Given my recent movement in academic research towards gender and embodiment in cinema, both in traditional genres like horror, as well as newer, more unconventional examples, mostly related to non-human/robotic bodies, I have tended to read recent films with this lens upon each text.  While, I will admit it has proven to be an overextension in a few cases, with something like The Housemaid body is not only worth considering, but is absolutely essential to the narrative.  Take for example Ki-young's decided fascination with the disabled body in the film, his choice to included Ae-soon is at first suggestive of problematic exploitation, however, on second consideration one understands that in both melodrama and horror the disabled figure often represent the point of suffering and even decided anger in the case of the latter genre.  Here, Ae-soon, is not the point of ultimate suffering, because individuals like Piano Teacher exist in a state of han, or notion of suffering based on unfair oppression, a term unique to Korean culture and usually evidenced in a larger collective notion.  Many Korean thrillers pull the idea of han to invoke a knowing subtext related to elements such as colonialism or class-based oppression, these ideas are popular in works like Mother or the Whispering Corridors franchise.  Here han is a decidedly privileged feeling and what is often embodied physically, instead becomes something reappropriated for a privileged individual to feel as though he is suffering, despite being well-to-do and only responsible for his own terrible decisions.  Furthermore, body becomes a class-based signifier as well, wherein the rats that appear throughout the film, both evidence a breaking from hegemonic and socially prescribed structures to something deem unsavory and indicative of the lowest of classes, in that rats represent the sewers and streets.  I say this to suggest that the very rats that Maid kills represent her own attempt to destroy her classed body, yet when it is her ability to convince Piano Teacher to commit suicide via poison, it becomes rather clear that he too is capable of embodying a rat. Of course, body works in other ways throughout the film, just as psychoanalysis, Marxist class ideals and many other readings would, it only speaks to The Housemaid as a rich cinematic text.

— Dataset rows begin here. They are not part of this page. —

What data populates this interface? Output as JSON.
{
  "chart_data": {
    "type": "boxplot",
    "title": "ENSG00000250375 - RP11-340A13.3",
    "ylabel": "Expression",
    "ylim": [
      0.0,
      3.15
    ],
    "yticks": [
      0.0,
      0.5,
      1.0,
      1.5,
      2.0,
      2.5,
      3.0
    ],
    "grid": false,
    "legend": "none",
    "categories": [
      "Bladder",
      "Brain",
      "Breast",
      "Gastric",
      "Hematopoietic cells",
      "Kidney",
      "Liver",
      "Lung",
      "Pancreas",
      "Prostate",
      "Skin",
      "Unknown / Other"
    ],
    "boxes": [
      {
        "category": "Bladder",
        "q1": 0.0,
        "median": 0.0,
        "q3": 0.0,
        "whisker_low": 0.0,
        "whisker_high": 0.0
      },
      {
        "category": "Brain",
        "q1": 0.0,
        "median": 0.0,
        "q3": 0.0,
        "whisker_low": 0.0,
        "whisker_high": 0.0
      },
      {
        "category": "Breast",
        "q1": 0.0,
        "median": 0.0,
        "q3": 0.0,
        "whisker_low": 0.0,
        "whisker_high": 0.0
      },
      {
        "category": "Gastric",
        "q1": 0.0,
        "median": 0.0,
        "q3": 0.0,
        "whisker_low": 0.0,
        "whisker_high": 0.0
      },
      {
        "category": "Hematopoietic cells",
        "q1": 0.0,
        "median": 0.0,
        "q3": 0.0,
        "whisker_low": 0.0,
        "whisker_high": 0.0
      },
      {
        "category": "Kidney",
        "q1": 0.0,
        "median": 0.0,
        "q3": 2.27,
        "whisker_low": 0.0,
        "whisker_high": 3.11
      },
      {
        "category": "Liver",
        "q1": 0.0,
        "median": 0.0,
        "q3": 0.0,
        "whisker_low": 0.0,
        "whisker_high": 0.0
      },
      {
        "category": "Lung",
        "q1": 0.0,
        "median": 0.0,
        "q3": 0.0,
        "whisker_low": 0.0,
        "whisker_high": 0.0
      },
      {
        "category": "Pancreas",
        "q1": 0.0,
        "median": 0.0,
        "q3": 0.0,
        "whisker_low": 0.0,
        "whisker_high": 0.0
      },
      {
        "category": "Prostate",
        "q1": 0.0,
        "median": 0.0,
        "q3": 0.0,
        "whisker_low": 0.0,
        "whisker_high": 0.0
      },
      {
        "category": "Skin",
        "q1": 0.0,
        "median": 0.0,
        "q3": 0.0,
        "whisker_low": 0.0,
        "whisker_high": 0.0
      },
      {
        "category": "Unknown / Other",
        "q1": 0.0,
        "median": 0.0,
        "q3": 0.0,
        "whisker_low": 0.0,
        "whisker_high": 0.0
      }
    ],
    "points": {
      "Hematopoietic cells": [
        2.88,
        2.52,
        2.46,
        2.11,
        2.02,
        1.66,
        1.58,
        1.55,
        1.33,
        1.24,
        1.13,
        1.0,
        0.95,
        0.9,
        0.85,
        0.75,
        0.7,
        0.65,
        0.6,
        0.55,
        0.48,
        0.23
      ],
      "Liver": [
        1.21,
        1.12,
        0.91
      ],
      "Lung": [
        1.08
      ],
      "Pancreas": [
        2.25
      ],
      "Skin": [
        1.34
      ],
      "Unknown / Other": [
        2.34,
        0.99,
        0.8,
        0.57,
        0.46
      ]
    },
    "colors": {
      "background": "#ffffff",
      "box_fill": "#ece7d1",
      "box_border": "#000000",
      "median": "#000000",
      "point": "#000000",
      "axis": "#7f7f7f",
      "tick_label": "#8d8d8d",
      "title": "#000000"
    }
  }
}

Key Scene:  The water spiting scene is great, but there is also a scene that falls apart on itself, here literally, due to the lack of a complete copy being available.  In the context of the scene and its suggestion of a psychotic break, it would appear as if the loss of these few frames was predestined from its inception, working in a similar way to Bergman's Persona.

I plan to obtain this as part of the World Film Heritage box set, but it is also available on Hulu, so viewing is subject to multiple options.